Drop Lodash dependency from Hexo
Lodash is a modern JavaScript utility library that makes working with arrays, numbers, objects and strings much easier. However, as more and more new features have been brought to ES6, most of Lodash’s features could be replaced by native JavaScript.
Hexo actually started to reduce Lodash dependent a year ago, such as #3285, #3290 & warehouse#18. In #3753, we propose to gradually replace Lodash with native JavaScript by following the You don’t (may not) need Lodash/Underscore. After #3785, #3786, #3788, #3790, #3791, #3809, #3810, #3813, #3826, #3845, hexo-util#141, #3880 & #3969, we successfully dropped Lodash from Hexo. We also opened a new PR at You don’t (may not) need Lodash/Underscore to bring our _.assignIn
alternative back to the community.
Cache the return value of utility function
There are many utilities in hexo-util
, such as relative_url(from, to)
for calculating relative paths, url_for(path)
and full_url_for(path)
for trasnsforming relative paths into URLs, gravatar(mail)
for calculating gravatar URLs from E-mail address, and isExternalLink(url)

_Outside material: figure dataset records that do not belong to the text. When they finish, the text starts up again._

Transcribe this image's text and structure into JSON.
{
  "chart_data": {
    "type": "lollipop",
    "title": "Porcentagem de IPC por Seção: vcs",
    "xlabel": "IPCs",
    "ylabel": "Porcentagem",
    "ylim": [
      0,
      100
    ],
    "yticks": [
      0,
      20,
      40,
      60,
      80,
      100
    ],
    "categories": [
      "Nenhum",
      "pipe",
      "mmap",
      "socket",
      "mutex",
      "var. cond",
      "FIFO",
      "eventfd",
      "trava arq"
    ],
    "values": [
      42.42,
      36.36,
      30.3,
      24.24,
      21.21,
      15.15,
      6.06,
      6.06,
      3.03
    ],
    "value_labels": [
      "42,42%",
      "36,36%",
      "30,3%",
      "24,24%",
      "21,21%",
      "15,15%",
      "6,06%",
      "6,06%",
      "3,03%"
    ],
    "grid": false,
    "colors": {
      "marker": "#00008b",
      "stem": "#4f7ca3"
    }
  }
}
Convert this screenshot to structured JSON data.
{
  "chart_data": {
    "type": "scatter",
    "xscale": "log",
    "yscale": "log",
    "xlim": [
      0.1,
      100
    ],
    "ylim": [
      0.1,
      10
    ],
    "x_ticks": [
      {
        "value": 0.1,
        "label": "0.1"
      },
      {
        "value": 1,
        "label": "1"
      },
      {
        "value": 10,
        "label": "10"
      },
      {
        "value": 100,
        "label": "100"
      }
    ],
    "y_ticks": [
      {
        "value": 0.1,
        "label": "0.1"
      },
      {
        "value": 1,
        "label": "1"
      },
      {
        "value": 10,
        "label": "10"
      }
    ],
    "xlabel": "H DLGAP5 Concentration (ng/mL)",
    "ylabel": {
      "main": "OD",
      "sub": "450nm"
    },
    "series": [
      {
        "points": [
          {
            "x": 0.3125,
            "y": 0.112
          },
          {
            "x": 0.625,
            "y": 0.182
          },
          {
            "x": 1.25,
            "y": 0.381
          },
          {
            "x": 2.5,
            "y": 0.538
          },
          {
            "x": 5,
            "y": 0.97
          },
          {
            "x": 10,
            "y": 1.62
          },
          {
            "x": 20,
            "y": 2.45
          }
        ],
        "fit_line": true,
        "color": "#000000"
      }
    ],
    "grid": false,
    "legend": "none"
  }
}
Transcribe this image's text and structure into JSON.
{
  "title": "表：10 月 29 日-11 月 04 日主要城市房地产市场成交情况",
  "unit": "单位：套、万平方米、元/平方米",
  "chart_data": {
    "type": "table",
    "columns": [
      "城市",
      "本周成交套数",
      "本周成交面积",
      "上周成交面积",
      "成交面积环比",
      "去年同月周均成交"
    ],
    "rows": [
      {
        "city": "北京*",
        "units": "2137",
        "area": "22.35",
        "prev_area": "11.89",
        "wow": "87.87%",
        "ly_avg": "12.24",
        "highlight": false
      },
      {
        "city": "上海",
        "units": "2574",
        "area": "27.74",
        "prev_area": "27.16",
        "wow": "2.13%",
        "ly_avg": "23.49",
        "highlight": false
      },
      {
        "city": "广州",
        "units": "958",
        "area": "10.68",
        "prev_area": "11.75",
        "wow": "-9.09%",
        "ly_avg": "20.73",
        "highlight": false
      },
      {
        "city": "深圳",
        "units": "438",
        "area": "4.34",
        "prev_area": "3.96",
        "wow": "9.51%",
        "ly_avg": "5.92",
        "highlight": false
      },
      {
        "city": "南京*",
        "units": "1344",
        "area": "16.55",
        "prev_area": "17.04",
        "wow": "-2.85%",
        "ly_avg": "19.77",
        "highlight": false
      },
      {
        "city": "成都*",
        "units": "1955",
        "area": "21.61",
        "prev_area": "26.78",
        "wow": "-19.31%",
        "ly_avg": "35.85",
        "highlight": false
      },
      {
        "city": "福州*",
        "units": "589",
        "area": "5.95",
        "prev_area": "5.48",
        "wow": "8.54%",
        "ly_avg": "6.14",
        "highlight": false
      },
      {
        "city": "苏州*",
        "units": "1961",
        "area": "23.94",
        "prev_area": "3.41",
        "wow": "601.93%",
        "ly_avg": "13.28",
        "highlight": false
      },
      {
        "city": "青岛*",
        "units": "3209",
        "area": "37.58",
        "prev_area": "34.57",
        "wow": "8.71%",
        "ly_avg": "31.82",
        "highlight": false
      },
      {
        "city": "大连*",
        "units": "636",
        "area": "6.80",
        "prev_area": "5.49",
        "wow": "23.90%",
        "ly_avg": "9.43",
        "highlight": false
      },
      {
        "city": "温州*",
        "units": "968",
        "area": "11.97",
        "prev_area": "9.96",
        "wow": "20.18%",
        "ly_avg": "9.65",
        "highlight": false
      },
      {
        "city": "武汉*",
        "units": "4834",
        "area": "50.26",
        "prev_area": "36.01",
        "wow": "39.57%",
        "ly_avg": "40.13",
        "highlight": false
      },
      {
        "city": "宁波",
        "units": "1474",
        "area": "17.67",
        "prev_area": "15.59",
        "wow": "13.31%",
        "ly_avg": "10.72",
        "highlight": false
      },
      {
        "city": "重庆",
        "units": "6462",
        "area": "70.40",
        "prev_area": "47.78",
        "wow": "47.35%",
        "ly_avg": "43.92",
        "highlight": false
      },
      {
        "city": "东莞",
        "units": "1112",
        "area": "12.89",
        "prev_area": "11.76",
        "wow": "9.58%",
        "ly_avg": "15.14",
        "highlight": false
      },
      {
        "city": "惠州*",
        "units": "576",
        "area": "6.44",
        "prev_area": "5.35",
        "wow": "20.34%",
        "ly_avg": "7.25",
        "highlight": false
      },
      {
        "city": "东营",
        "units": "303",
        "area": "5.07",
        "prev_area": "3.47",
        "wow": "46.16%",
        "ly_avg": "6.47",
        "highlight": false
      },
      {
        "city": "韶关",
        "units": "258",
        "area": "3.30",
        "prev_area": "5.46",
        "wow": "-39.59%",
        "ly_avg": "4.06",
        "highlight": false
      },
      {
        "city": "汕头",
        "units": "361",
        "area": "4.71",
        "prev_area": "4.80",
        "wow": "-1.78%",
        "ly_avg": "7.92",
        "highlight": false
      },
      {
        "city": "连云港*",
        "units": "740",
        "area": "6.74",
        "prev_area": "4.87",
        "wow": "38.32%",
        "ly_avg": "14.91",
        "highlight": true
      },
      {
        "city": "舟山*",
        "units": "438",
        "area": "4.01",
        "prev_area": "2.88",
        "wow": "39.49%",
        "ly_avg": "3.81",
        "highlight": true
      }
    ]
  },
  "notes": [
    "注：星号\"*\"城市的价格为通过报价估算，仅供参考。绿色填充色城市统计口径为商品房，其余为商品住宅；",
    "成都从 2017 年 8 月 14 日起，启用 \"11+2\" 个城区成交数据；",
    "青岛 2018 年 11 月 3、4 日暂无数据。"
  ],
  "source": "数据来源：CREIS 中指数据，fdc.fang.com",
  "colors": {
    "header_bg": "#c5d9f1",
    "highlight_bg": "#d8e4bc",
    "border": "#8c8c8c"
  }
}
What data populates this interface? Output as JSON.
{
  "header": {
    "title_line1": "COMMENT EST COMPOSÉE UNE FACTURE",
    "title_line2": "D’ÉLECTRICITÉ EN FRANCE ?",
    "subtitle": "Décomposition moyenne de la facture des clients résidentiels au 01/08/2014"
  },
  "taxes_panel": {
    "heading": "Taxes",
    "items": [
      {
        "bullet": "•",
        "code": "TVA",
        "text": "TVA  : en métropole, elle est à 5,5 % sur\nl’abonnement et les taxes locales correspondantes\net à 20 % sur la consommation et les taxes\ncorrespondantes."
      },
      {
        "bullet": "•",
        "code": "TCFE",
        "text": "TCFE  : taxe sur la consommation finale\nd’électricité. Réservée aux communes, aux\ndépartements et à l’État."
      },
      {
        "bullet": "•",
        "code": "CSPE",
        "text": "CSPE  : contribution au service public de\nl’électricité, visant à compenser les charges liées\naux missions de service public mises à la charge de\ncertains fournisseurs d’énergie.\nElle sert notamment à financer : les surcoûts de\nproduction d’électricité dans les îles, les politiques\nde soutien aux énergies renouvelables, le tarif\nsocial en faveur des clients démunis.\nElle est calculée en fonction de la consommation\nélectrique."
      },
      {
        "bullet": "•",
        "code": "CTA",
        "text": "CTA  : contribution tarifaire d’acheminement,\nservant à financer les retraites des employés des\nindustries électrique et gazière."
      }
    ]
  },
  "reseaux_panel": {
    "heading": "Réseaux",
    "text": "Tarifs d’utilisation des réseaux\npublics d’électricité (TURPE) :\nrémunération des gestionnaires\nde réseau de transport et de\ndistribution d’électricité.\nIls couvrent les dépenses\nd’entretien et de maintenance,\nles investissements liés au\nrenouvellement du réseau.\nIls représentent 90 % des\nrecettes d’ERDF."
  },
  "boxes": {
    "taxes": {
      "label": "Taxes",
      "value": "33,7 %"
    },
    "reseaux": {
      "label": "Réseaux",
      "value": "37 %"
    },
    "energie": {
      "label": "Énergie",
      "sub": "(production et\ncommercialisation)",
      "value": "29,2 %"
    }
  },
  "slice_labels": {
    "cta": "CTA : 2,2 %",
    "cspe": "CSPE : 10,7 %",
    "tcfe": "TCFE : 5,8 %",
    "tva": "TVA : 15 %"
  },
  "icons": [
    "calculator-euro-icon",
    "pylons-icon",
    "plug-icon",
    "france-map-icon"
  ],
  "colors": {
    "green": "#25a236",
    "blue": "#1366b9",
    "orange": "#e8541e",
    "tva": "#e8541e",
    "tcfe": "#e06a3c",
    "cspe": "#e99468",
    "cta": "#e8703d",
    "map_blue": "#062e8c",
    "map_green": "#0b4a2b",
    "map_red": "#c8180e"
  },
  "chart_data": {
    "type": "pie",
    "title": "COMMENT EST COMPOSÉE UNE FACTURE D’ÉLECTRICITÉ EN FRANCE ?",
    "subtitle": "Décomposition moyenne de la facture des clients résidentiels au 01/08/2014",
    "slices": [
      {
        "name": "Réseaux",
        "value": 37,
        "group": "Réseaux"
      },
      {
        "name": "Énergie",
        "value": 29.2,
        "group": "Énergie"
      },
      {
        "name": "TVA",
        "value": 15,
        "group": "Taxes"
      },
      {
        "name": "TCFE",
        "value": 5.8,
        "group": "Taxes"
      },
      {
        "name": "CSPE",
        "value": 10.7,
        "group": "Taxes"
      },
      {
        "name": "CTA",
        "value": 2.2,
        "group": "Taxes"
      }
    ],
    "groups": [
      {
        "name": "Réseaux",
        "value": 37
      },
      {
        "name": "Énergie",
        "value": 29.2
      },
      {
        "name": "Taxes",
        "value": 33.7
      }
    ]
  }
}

for determine whether the given URL is an external link. We found out that those functions might be called thousands of times during the Hexo generation process while the same parameters might be passed repeatedly, so the key-values of the parameters and the return value could be cached. This idea was implemented in hexo-util#162.
Future
We have added Benchmark to CI as part of the unit test in #3776. Since then, benchmark has helped us find potential performance regressions (likes #3807 & #3833) several times and avoiding the severe performance regression like #3129. And we are going to take a step further to add flamegraph to unit case in #4000, which will help us better optimizing the generation process of Hexo. For Hexo, speed is always the key.